Fourteen-year-old Sara Godfrey is having a difficult time, in a way that I think a lot of people her age -- or who have ever been her age -- would understand. She's hyper-conscious of what she considers to be her plain looks and unpopularity at school; her emotions are swinging wildly; and she's struggling in her relationships with her family. This family is a fragile unit -- Sara's mom is dead, and her beaten-down father works out of town, and only sees them on the weekends. The primary adult in Sara's life is her Aunt Willie, who loves her, but can be abrasive and difficult. Then there are her siblings, her attractive and popular older sister, Wanda, and her little brother, Charlie, who does not speak, and has some sort of intellectual disability -- his precise diagnosis, if he's ever been given one, is never stated in the book, but his symptoms as described might place him on the autism spectrum. 

All of this makes Sara self-centered, in a manner that nearly every teenager experiences at one point or another. But one morning, Charlie is missing, and Sara begins searching for him; in the process, she begins to challenge her assumptions about herself, her family, and the other people around her.

For a book whose main plot is "the race to find a missing child," The Summer of the Swans is strangely subdued. It's a character study, rather than a thriller, and the plot elements exist largely to bring out different facets of Sara and the people around her. I think the book succeeds wildly on those terms -- I felt like each person in the book was someone who might well exist. The change in Sara's character also felt plausible and right to me. It's the perfect blend of "enough, but not too much," especially given the book's compressed timeframe. (It's really more like The Forty-Eight Hours of the Swans.)

I also loved the lyricism of the language.

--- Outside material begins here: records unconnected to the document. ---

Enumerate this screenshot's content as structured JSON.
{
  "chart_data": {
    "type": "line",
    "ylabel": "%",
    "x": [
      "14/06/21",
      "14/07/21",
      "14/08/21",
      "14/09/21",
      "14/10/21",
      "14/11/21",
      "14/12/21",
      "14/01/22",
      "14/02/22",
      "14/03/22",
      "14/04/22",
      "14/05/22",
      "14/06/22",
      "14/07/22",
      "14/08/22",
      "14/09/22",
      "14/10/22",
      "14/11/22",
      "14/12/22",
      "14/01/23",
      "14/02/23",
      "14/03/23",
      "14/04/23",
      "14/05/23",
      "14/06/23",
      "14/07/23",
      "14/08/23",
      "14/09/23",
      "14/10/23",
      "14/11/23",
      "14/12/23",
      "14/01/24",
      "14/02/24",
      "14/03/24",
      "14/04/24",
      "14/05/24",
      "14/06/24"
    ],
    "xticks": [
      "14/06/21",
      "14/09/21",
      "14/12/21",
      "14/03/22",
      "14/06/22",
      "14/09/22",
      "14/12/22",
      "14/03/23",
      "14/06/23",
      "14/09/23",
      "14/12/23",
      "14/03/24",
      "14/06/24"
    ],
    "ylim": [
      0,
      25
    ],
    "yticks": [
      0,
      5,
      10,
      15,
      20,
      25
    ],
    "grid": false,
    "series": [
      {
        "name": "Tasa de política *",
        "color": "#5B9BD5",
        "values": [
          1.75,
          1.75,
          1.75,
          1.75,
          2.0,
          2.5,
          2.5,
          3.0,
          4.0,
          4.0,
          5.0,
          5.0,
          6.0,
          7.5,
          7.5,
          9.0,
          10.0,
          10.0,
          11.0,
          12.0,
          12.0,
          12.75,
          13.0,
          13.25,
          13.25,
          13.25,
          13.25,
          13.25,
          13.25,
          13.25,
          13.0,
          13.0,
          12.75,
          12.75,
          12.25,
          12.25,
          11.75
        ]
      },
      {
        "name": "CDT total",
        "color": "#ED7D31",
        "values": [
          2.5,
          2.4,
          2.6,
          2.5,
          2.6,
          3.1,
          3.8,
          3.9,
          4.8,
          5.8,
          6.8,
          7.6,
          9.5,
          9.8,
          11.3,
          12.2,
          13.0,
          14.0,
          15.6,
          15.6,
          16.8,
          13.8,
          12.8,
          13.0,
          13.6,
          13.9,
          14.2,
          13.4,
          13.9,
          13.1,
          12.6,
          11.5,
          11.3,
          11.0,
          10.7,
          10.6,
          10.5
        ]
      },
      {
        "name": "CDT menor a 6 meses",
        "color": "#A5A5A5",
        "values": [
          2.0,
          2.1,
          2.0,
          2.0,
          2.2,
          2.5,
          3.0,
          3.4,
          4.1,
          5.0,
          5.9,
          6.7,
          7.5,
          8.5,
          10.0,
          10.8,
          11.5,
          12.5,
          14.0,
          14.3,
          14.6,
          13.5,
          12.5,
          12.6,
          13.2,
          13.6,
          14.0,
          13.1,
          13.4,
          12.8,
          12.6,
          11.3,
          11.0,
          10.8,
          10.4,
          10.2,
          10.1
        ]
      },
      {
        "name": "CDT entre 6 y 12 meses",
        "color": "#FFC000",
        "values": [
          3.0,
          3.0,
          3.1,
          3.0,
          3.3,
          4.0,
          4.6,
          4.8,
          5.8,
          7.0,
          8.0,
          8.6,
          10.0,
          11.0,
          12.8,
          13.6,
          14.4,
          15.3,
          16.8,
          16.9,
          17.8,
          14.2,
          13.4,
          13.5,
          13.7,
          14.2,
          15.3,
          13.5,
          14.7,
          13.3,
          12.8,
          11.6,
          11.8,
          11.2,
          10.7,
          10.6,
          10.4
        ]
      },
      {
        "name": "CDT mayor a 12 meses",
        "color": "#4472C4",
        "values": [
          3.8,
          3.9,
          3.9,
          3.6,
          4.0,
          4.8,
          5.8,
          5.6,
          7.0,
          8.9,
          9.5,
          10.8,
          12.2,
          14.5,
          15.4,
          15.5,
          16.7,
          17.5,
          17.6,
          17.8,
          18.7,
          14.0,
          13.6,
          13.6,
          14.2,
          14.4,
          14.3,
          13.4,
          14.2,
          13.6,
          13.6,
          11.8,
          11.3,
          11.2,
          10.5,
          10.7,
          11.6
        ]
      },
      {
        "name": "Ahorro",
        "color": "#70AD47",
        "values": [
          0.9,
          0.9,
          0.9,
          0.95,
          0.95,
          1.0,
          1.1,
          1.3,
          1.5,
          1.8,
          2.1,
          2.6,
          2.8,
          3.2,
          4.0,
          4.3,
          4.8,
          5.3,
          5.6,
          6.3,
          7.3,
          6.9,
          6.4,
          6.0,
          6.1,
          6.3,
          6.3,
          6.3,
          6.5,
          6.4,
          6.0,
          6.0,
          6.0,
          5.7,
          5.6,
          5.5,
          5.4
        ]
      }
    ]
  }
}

The descriptions of the swans themselves, both on the pond near the book's beginning, and in flight near the end, are lushly poetic without becoming highfalutin. I was also struck by the passage near the end, in which Sara compares life to a series of steps, which are different for each person, and on which each person is making different progress. I wish I'd written it, which is the best compliment I know how to pay.

The Summer of the Swans is almost fifty years old now, and there are a handful of passing cultural references of questionable sensitivity, which it might be worth mentioning to a child reader before giving them the book. It's a beautiful jewel of a novel, though, one which may not be a huge crowd-pleaser, but which rewards a thoughtful, introspective reader. The 1971 awards drew from a crowded field (including not only the three Honor books, Knee-Knock Rise, Enchantress from the Stars, and Sing Down the Moon, but also Frog and Toad Are Friends, Runaway Ralph, and The Trumpet of the Swans). I think The Summer of the Swans was a perfectly good choice for the Newbery even in that company, which is high praise indeed.